Плыли лица, плыли голоса, плыло время.
— Кажется перебираю, — сообщила я вслух.
Сосед вскочил и завертелся в тесном пространстве между мной и каким-то художником, мне его представляли, который как раз и был «на подбор»:
— Да что вы! Только начали. Хорошо сидим.
— Слишком долго, — пожаловалась я.
— Это долго? Это долго? Вот один раз мы пировали три дня, и никто ни разу не встал из-за стола!
— Как это?
— Если бы кто-нибудь встал, он бы умер.
— ??
— В глазах присутствующих женщин.
Сосед хохотал и суетился. Мне почему-то казалось, что он должен быть в котелке и с сигарой. С чего бы такое? Черт его знает, но котелок и сигара обязательны, они даже виделись.
Каких присутствующих женщин? Нет, кроме меня, за столом никаких женщин.
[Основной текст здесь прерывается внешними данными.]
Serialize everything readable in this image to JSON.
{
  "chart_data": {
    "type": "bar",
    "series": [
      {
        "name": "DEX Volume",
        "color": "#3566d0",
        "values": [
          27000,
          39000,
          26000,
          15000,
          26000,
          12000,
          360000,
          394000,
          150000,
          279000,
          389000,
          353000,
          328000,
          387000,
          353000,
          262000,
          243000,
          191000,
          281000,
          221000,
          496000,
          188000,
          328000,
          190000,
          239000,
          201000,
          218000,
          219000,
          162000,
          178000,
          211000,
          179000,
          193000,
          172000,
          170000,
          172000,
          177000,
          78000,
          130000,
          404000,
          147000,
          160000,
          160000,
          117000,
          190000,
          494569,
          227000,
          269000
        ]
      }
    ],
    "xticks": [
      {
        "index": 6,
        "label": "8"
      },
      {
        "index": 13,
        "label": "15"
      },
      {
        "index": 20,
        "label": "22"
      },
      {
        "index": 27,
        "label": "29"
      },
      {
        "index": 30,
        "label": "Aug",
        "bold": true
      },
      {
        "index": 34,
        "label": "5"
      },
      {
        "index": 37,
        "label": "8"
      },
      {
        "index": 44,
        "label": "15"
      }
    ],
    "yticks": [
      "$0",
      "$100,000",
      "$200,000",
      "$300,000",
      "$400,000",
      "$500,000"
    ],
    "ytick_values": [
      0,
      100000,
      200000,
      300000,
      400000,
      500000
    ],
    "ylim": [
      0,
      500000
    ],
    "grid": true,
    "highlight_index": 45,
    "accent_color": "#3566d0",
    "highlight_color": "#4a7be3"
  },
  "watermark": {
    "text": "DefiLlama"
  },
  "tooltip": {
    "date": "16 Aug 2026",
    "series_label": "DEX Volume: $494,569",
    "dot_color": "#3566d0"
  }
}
Хозяйка и девочки только бесшумно возникают, чтобы убрать опустошенное блюдо. Возникают и сникают. Нет, так не говорится. Исчезают.
У Тенгиза вполне милая жена. Улыбчивая. Хорошее среднерусское лицо. Хотя грузинка. Катя говорила, что грузинка. Вот и по-русски говорит с акцентом. Акцент вполне приятен. И вообще вполне. Кате она мерещилась матриархальным чудищем. «Тенгиз никогда о ней не говорит. И когда я была в Тбилиси, нас не познакомил». «Катуля, ну зачем ему вас знакомить? Зачем тебе эти лицемерные взаимовежливости?»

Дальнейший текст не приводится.